Raporda, Türkiye'nin, 2008 yılı Çevre Performansı İnceleme Raporu'ndan bu yana yeşil büyüme ile ilgili pek çok alanda ilerleme kaydettiği belirtilerek, şunlar yer aldı:
"Çevre ve sürdürülebilir kalkınma hususları, genel bir stratejik istikamet sağlamak üzere yararlanılan temel bir araç olarak Kalkınma Planları’na daha fazla entegre edilmektedir. Benzin ve dizel yakıtlara getirilen vergiler, büyük motorlu araçlara yönelik hem ÖTV hem de MTV'nin yüksek olması çevresel hedefler ile genel anlamda örtüşmekte, elektrikli ve hibrit araç kullanımı da daha düşük ÖTV oranlarıyla teşvik edilmektedir. Türk firmaları, küresel gönüllü karbon piyasasında halihazırda aktif şekilde rol almaktadır. Türkiye'nin 2010 yılında yenilenebilir enerji için tarife garantisi sistemine geçmesi, yatırım anlamında güçlü bir teşvik sağlamıştır. Türkiye'nin altyapı finansmanına yönelik olarak kamu özel ortaklığı finansal modellerinden yararlanma oranı, OECD'nin de önerileri doğrultusunda önemli bir artış göstermiştir. Sürdürülebilir ürünler ve tedarikçilere yönelik artan talebin farkında olan büyük ve ihracat ağırlıklı firmaların ilgisiyle birlikte Türkiye'de özel sektörün kurumsal sosyal sorumluluk çalışmaları artmaktadır."
İKLİM DEĞİŞİKLİĞİ
2008 yılındaki Çevresel Performans İncelemesi'nden bu yana Türkiye'nin, Ulusal İklim Değişikliği Stratejisi ve Eylem Planı'nı geliştirme ve uygulama anlamında önemli bir adım attığı hatırlatılan raporda, "Türkiye, büyük oranda tarife garantisi sayesinde 2023 yenilenebilir enerji hedefine hemen hemen ulaşmış durumdadır. Türkiye, CO2 emisyonları için önemli bir yutak olan orman örtüsünü genişletme anlamında başarılı olmuştur." denildi.

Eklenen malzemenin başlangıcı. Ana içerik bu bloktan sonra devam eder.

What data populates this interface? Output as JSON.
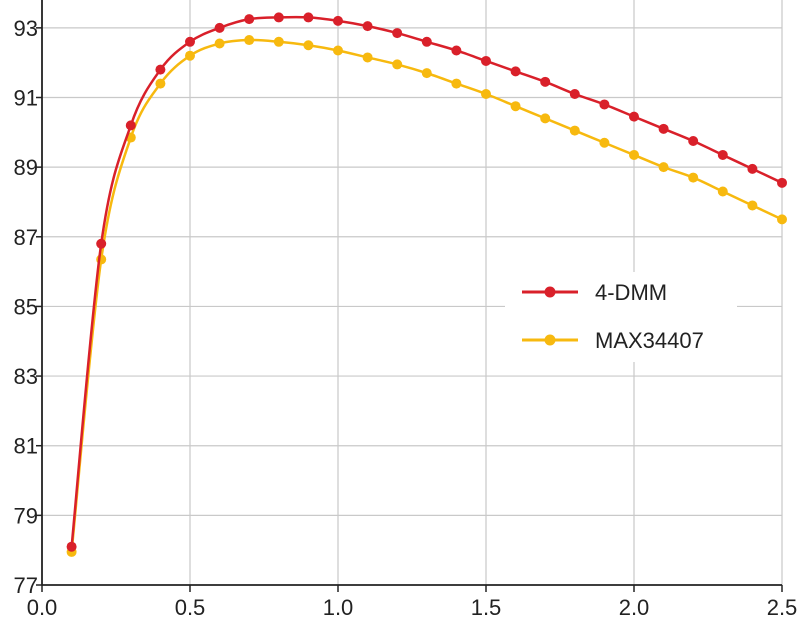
{
  "chart_data": {
    "type": "line",
    "title": "",
    "xlabel": "",
    "ylabel": "",
    "xlim": [
      0.0,
      2.5
    ],
    "ylim": [
      77,
      93.8
    ],
    "x_ticks": [
      "0.0",
      "0.5",
      "1.0",
      "1.5",
      "2.0",
      "2.5"
    ],
    "y_ticks": [
      "77",
      "79",
      "81",
      "83",
      "85",
      "87",
      "89",
      "91",
      "93"
    ],
    "grid": true,
    "legend_position": "center-right",
    "x": [
      0.1,
      0.2,
      0.3,
      0.4,
      0.5,
      0.6,
      0.7,
      0.8,
      0.9,
      1.0,
      1.1,
      1.2,
      1.3,
      1.4,
      1.5,
      1.6,
      1.7,
      1.8,
      1.9,
      2.0,
      2.1,
      2.2,
      2.3,
      2.4,
      2.5
    ],
    "series": [
      {
        "name": "4-DMM",
        "color": "#d9202a",
        "values": [
          78.1,
          86.8,
          90.2,
          91.8,
          92.6,
          93.0,
          93.25,
          93.3,
          93.3,
          93.2,
          93.05,
          92.85,
          92.6,
          92.35,
          92.05,
          91.75,
          91.45,
          91.1,
          90.8,
          90.45,
          90.1,
          89.75,
          89.35,
          88.95,
          88.55
        ]
      },
      {
        "name": "MAX34407",
        "color": "#f7b90f",
        "values": [
          77.95,
          86.35,
          89.85,
          91.4,
          92.2,
          92.55,
          92.65,
          92.6,
          92.5,
          92.35,
          92.15,
          91.95,
          91.7,
          91.4,
          91.1,
          90.75,
          90.4,
          90.05,
          89.7,
          89.35,
          89.0,
          88.7,
          88.3,
          87.9,
          87.5
        ]
      }
    ]
  }
}
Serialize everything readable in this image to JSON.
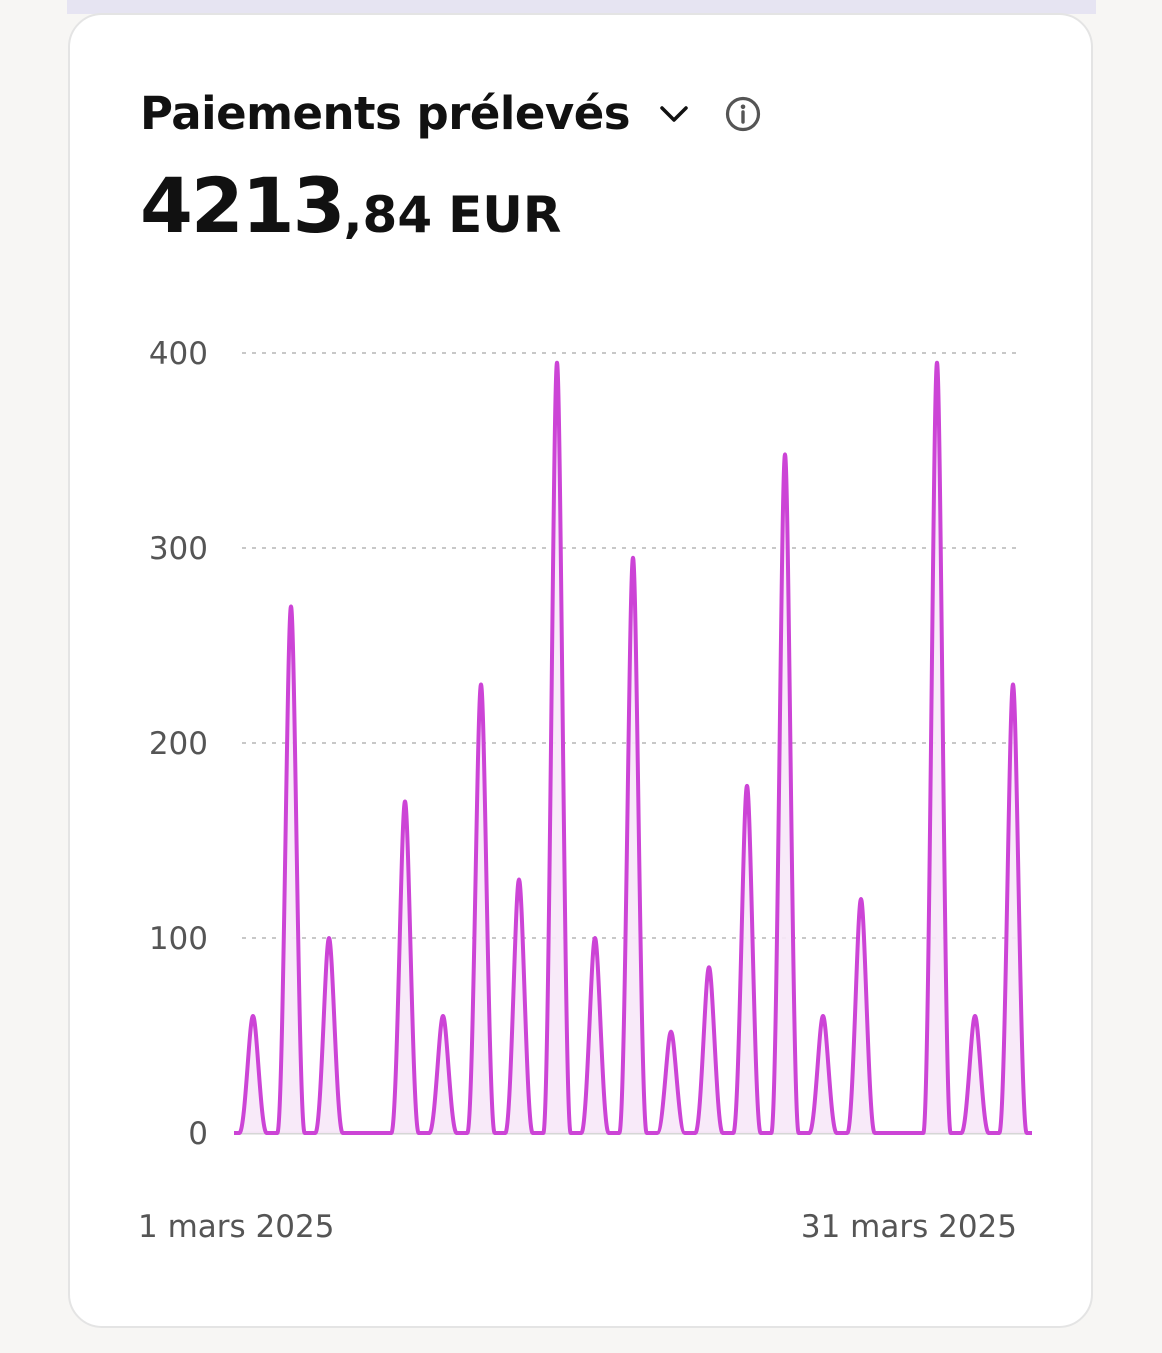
{
  "header": {
    "title": "Paiements prélevés",
    "amount_int": "4213",
    "amount_dec": ",84",
    "currency": "EUR"
  },
  "icons": {
    "dropdown": "chevron-down-icon",
    "info": "info-icon"
  },
  "colors": {
    "series": "#cc44d6",
    "fill": "#f7e8f8",
    "grid": "#c8c8c8",
    "baseline": "#d6d6d6"
  },
  "chart_data": {
    "type": "area",
    "x_start_label": "1 mars 2025",
    "x_end_label": "31 mars 2025",
    "yticks": [
      0,
      100,
      200,
      300,
      400
    ],
    "ylim": [
      0,
      400
    ],
    "grid": true,
    "series": [
      {
        "values": [
          60,
          270,
          100,
          0,
          170,
          60,
          230,
          130,
          395,
          100,
          295,
          52,
          85,
          178,
          348,
          60,
          120,
          0,
          395,
          60,
          230
        ]
      }
    ]
  }
}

Raporda, Türkiye'nin, Ulusal İklim Değişikliği Stratejisi ve Eylem Planı'nın ardından 2011 yılında Ulusal Uyum Stratejisi ve Eylem Planı'nı kabul ettiği, bu plan kapsamında toplum nezdinde iklim değişikliğinin etkilerinin daha iyi anlaşılmasına katkı sağlandığı anlatıldı.
ATIK SU YÖNETİMİ
Türkiye'nin, süreklilik arz eden ulusal ve uluslararası fon yatırımları, kurumsal kapasite artışı, yasal ve kurumsal düzenlemeler sonucunda kentsel atık su yönetimi anlamında önemli bir ilerleme kaydettiği belirtilen raporda, şunlar kaydedildi:
"Su kalitesini izleme faaliyetleri, 2008 ÇPİ'den bu yana önemli ölçüde gelişim göstermiş olup, atık su sektöründe de benzer bir gelişime ihtiyaç duyulmaktadır. Türkiye, su ile ilgili sürdürülebilir kalkınma hedeflerini planlama belgelerine entegre etmeye başlamıştır.

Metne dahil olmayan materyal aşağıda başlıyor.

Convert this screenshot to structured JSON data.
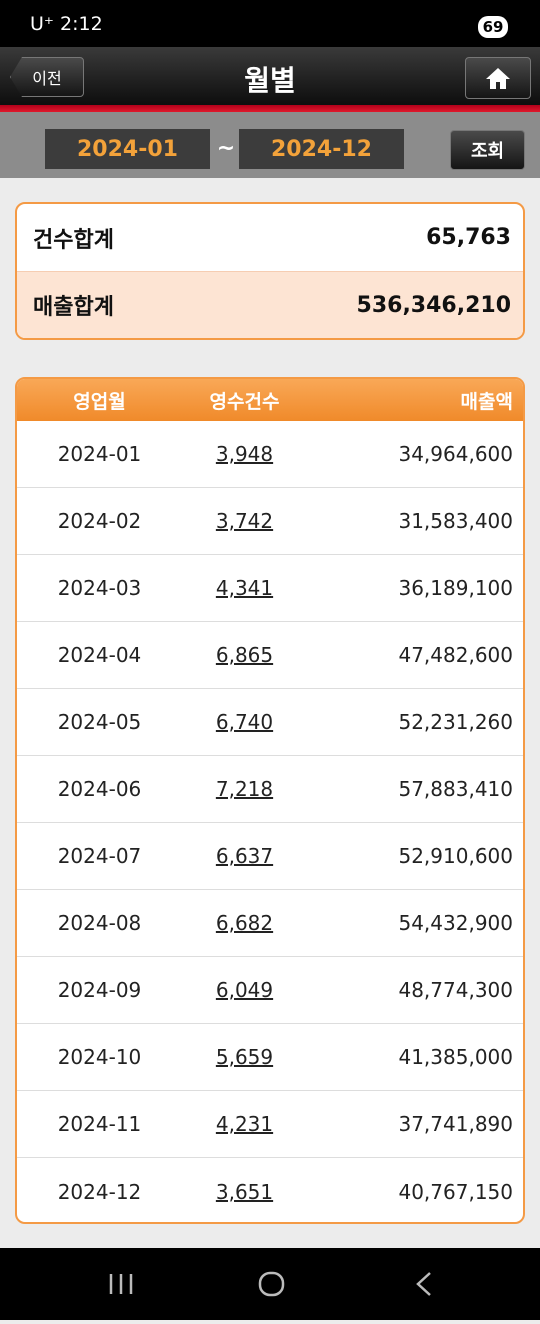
{
  "status_bar": {
    "carrier": "U⁺",
    "time": "2:12",
    "battery": "69"
  },
  "header": {
    "back": "이전",
    "title": "월별"
  },
  "search": {
    "from": "2024-01",
    "separator": "~",
    "to": "2024-12",
    "button": "조회"
  },
  "summary": {
    "rows": [
      [
        "건수합계",
        "65,763"
      ],
      [
        "매출합계",
        "536,346,210"
      ]
    ]
  },
  "table": {
    "columns": [
      "영업월",
      "영수건수",
      "매출액"
    ],
    "rows": [
      [
        "2024-01",
        "3,948",
        "34,964,600"
      ],
      [
        "2024-02",
        "3,742",
        "31,583,400"
      ],
      [
        "2024-03",
        "4,341",
        "36,189,100"
      ],
      [
        "2024-04",
        "6,865",
        "47,482,600"
      ],
      [
        "2024-05",
        "6,740",
        "52,231,260"
      ],
      [
        "2024-06",
        "7,218",
        "57,883,410"
      ],
      [
        "2024-07",
        "6,637",
        "52,910,600"
      ],
      [
        "2024-08",
        "6,682",
        "54,432,900"
      ],
      [
        "2024-09",
        "6,049",
        "48,774,300"
      ],
      [
        "2024-10",
        "5,659",
        "41,385,000"
      ],
      [
        "2024-11",
        "4,231",
        "37,741,890"
      ],
      [
        "2024-12",
        "3,651",
        "40,767,150"
      ]
    ]
  }
}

Hükümet, son yıllarda havza yönetim planlarının yanı sıra kuraklık ve taşkın yönetim planlarının hazırlanması konusunda önemli bir kaynak yatırımı yapmıştır. Türkiye, AB Su Çerçeve Direktifi ilkelerine uygun olarak 'hassas su kütleleri, kentlere duyarlı alanlar ve nitrata duyarlı alanlar' olarak tanımlanan 25 hidrolojik havza tespit etmiş ve 25 nehir havzası koruma eylem planı hazırlamıştır.
Türkiye'de tüm atık su altyapı idareleri, tamamen maliyeti karşılayabilir atık su tarifelerine geçmiştir. Atık suların yeniden kullanımı ve çamur çürütme gibi su ve atık su sektörlerindeki gelişimi hızlandırmak adına Türkiye'de pek çok yenilikçi uygulama araştırması yapılmaktadır."